Le mécanisme de digestion

Comment les plantes carnivores digèrent-elles leurs proies ?

Nous avons vu que la Dionée attirait ses proies grâce à un nectar, produit par des glandes nectarifères.

            Mais une fois les proies capturées comment font-elles pour les digérer ?

Hypothèse : Nous avons émis l'hypothèse que le mécanisme de digestion de la Dionée était semblable à celui des animaux, donc les proies sont transformées en matière assimilable. Nous supposons que la plante carnivore produit des enzymes digestives qui vont transformés les bestioles piégées en substances assimilables par la plante.

Nous avons essayé de démontrer la présence d’enzymes grâce au test du Biuret, puis à l’aide des UV nous avons localisé les zones de production de ces enzymes.
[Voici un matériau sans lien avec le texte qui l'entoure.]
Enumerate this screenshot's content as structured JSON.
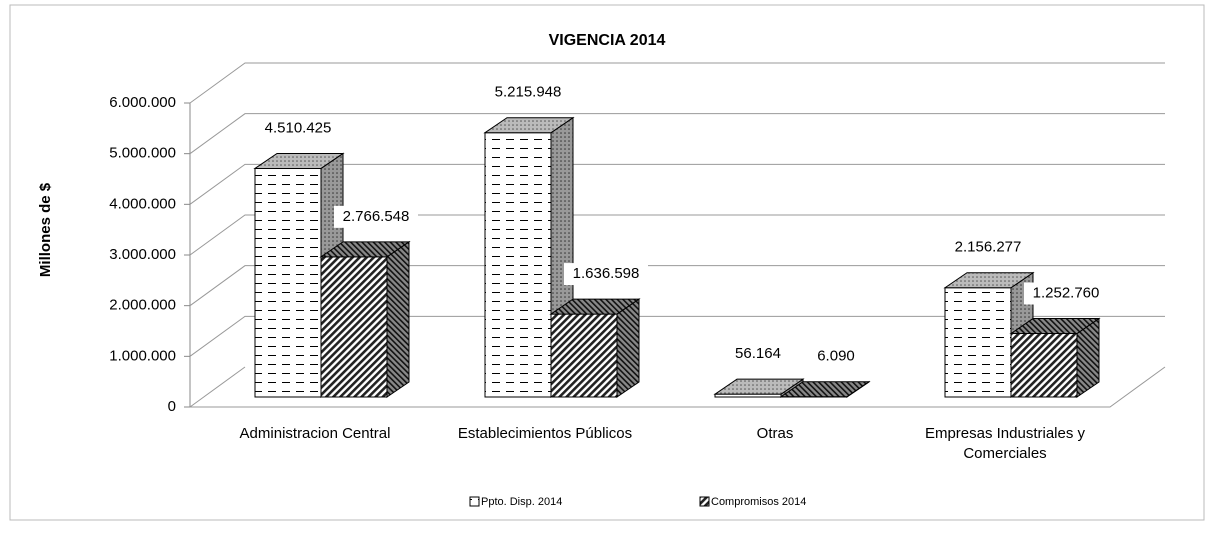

Enfin nous avons réalisés une coupe végétale et une empreinte pour mettre en évidence  les glandes digestives et les poils sécréteurs.

 

1 ) Le Test du Biuret

    Le test du biuret est utilisé afin de mettre en évidence la présence de protéines, ici normalement contenues dans les enzymes digestives.

Matériel :

 

-          De la soude

-          Du sulfate de cuivre

-          Des tubes à essais

-          Un moreau de papier buvard avec le liquide sécrété par la plante

experience-du-test-du-biuret-4.jpg


Nous avons laissé du papier buvard dans les lobes fermés de la plante pour que le papier absorbe un maximum de liquide afin de le tester pour voir s'il contenait des protéines.

papier-buvard.jpg

Voici le résultat de l'expérience après ajout de soude et de sulfate de cuivre :

 experience-du-test-du-biuret-17-1.jpg

De gauche à droite :  

  • Tube à essai test ( buvard + liquide plante ) 
  • Tube à essai témoin négatif ( buvard sans protéines ) 
  • Tube à essai témoin positif ( buvard + protéines ) 

D'après les résultats de l'expérience, nous pouvons donc conclure que le liquide de la plante contient des protéines et de ce fait une enzyme.


2)  Zones de production des enzymes

    Ensuite, nous nous sommes intéressés à la localisation des glandes qui sécrétaient les enzymes et avons donc passé les plantes sous UV.


experience-uv-2.jpg     

Nous pouvons observer au centre du lobe de la feuille une zone un peu plus claire, bleutée sous UV qui correspond à la zone de production des enzymes.


3) Mise en évidence des glandes digestives et des poils sécréteurs

Afin de savoir ce qui produit les enzymes digestives nous avons réalisé une coupe végétale, puis, réalisé une empreinte du lobe de la feuille et nous l’avons observée au microscope et nous avons pris des photos.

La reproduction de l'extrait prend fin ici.